Scaling Open Discrete Audio Foundation Models with Interleaved Semantic, Acoustic, and Text Tokens
Potsawee Manakul, Woody Haosheng Gan, Martijn Bartelds, Guangzhi Sun, William Held, Diyi Yang
TL;DR
This work develops native open discrete audio foundation models trained with next-token prediction over interleaved semantic, acoustic, and text tokens, introducing utterance-level interleaving to leverage transcripts without word-level alignment. It establishes first scaling laws for discrete audio via IsoFLOP analysis across 64 models ($3\times 10^{18}$ to $3\times 10^{20}$ FLOPs), finding $D^* \propto C^{0.579}$ and $N^* \propto C^{0.367}$, indicating data scales faster than model size due to lower information density. The authors train SODA (135M–4B params) on 500B tokens (≈$1.3\times 10^{22}$ FLOPs), show cold-start pretraining yields better stability and ASR performance than warm-start, and demonstrate cross-modal capabilities including voice-preserving speech-to-speech translation by fine-tuning SODA within the same NTP framework.
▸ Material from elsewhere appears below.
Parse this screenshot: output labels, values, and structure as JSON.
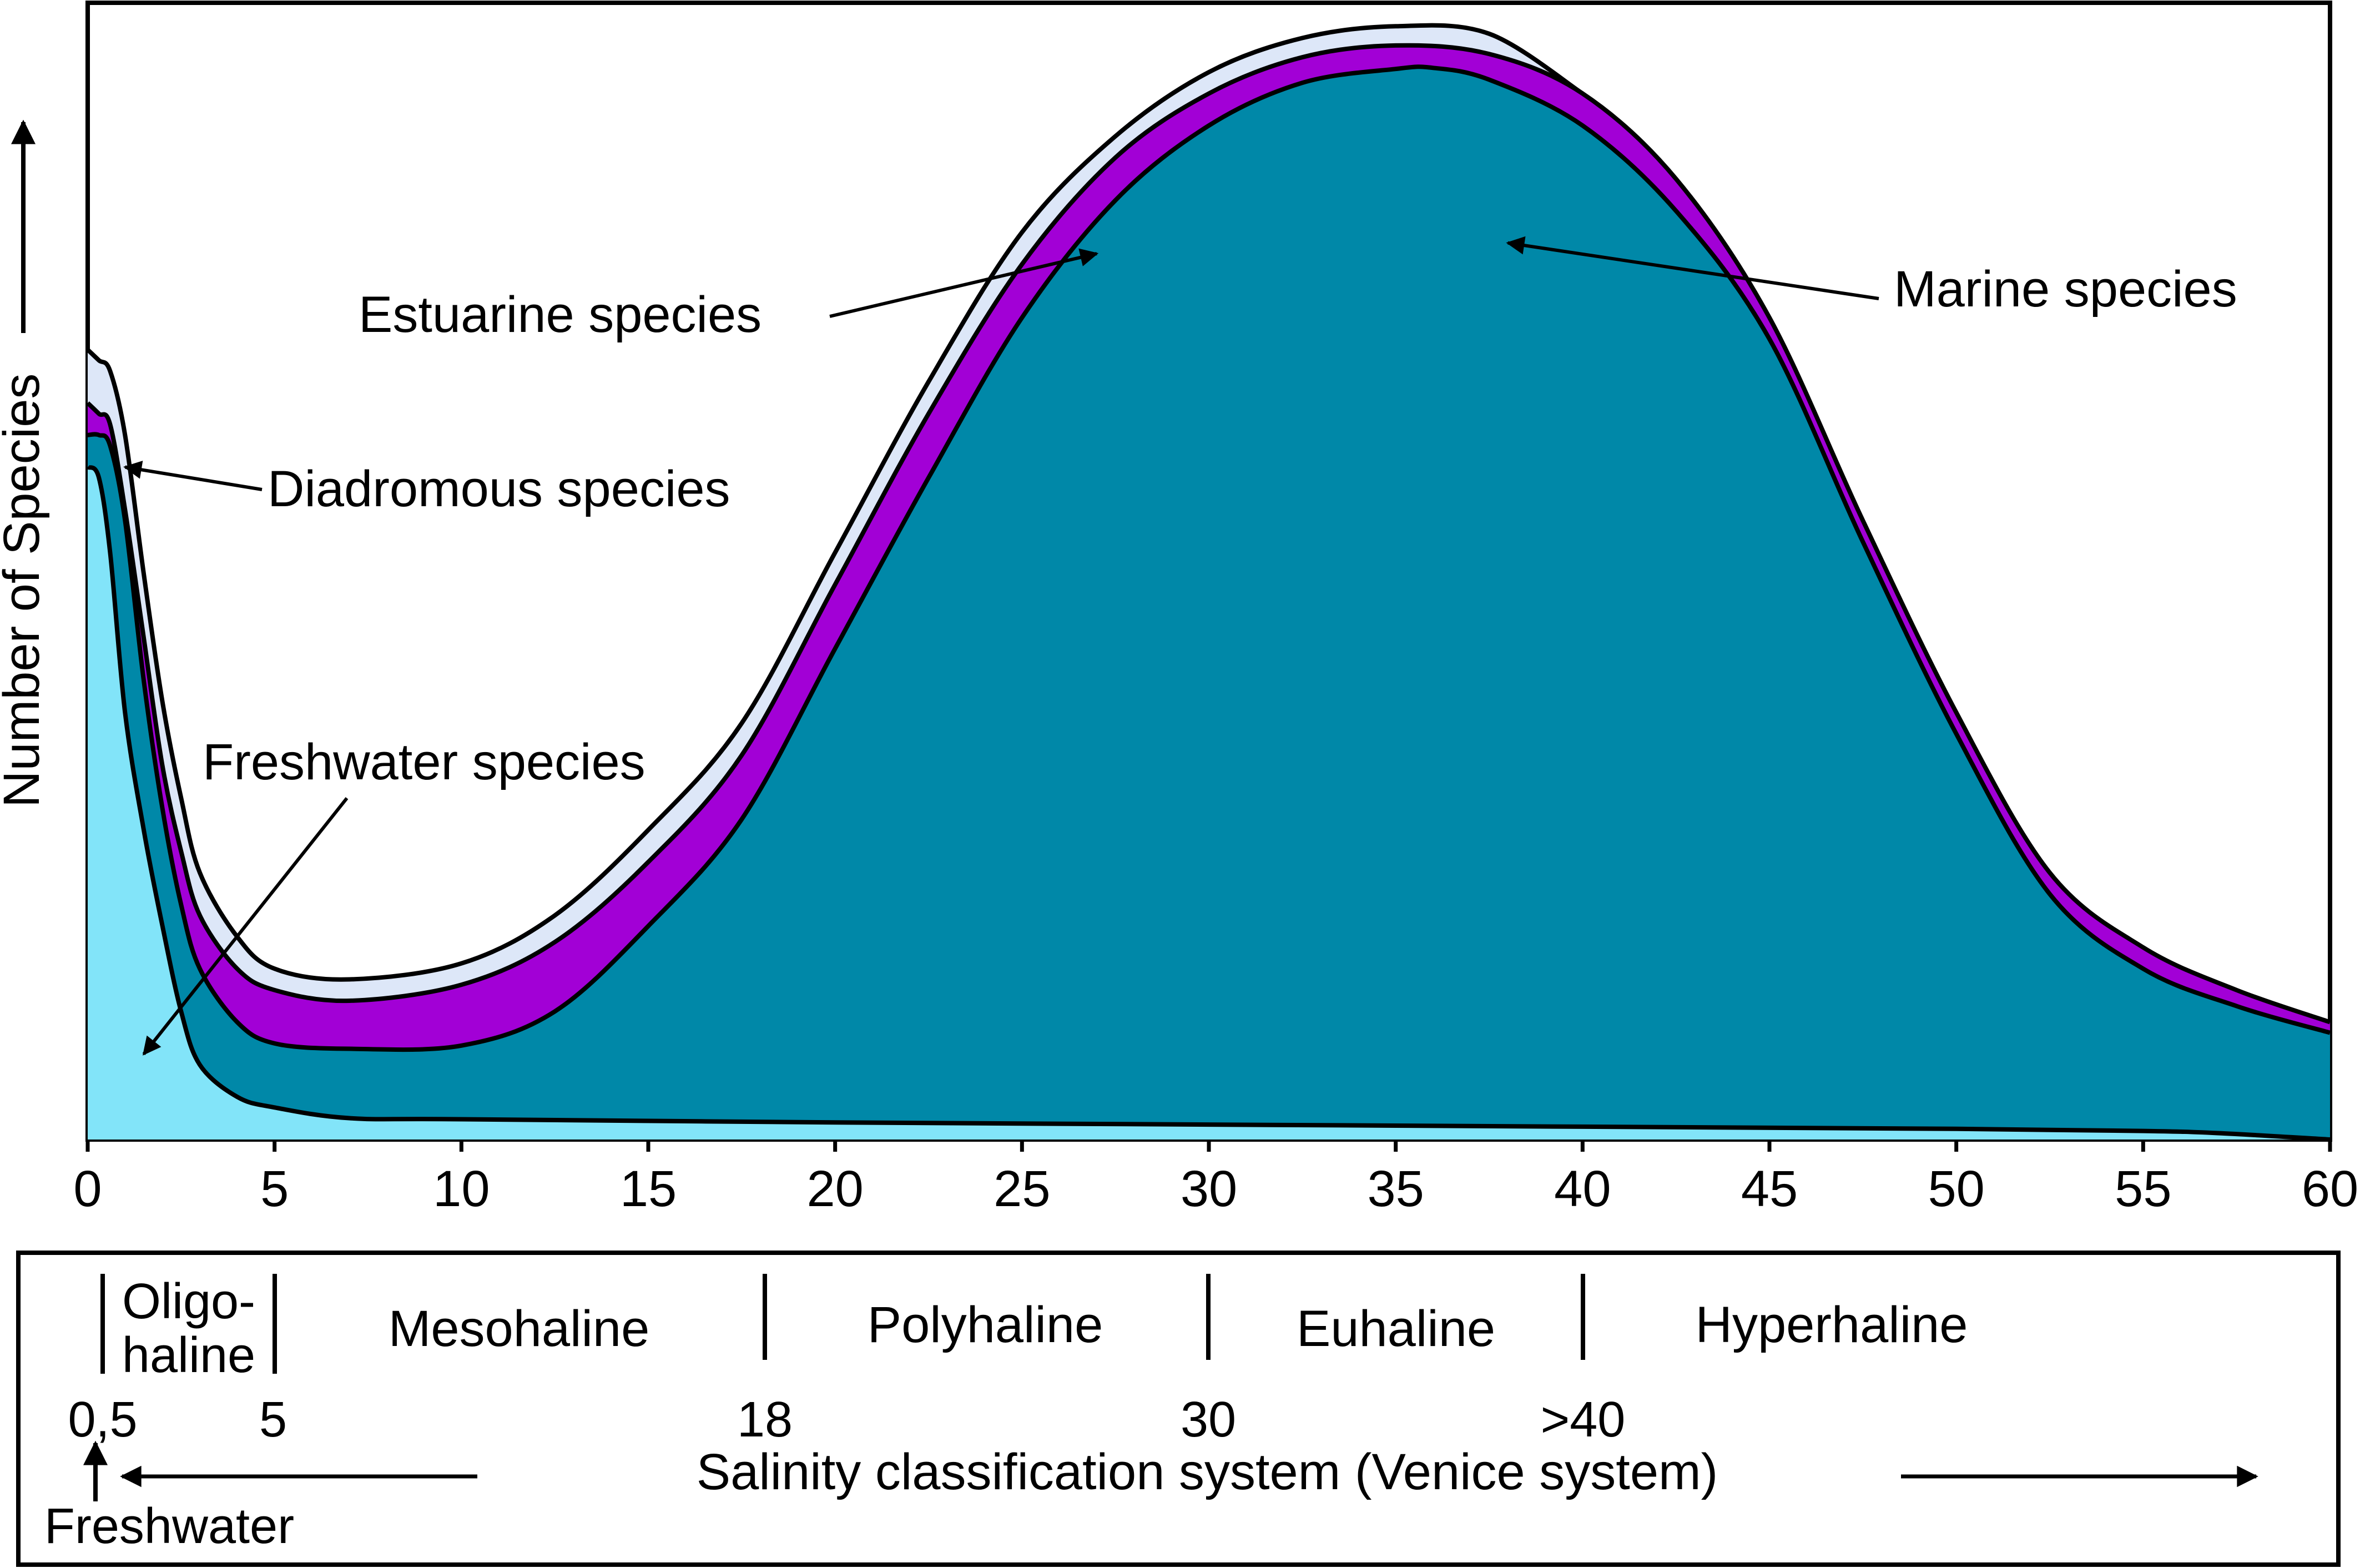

Overall, the paper provides validated training recipes, scaling laws, and a flexible unified backbone for audio/text tasks, enabling end-to-end audio generation and cross-modal understanding with practical implications for accessible, general-purpose audio AI. In addition, it releases checkpoints, data, and code to foster further research and democratize access to audio foundation-model research.
Abstract
Current audio language models are predominantly text-first, either extending pre-trained text LLM backbones or relying on semantic-only audio tokens, limiting general audio modeling. This paper presents a systematic empirical study of native audio foundation models that apply next-token prediction to audio at scale, jointly modeling semantic content, acoustic details, and text to support both general audio generation and cross-modal capabilities. We provide comprehensive empirical insights for building such models: (1) We systematically investigate design choices -- data sources, text mixture ratios, and token composition -- establishing a validated training recipe. (2) We conduct the first scaling law study for discrete audio models via IsoFLOP analysis on 64 models spanning $3{\times}10^{18}$ to $3{\times}10^{20}$ FLOPs, finding that optimal data grows 1.6$\times$ faster than optimal model size. (3) We apply these lessons to train SODA (Scaling Open Discrete Audio), a suite of models from 135M to 4B parameters on 500B tokens, comparing against our scaling predictions and existing models. SODA serves as a flexible backbone for diverse audio/text tasks -- we demonstrate this by fine-tuning for voice-preserving speech-to-speech translation, using the same unified architecture.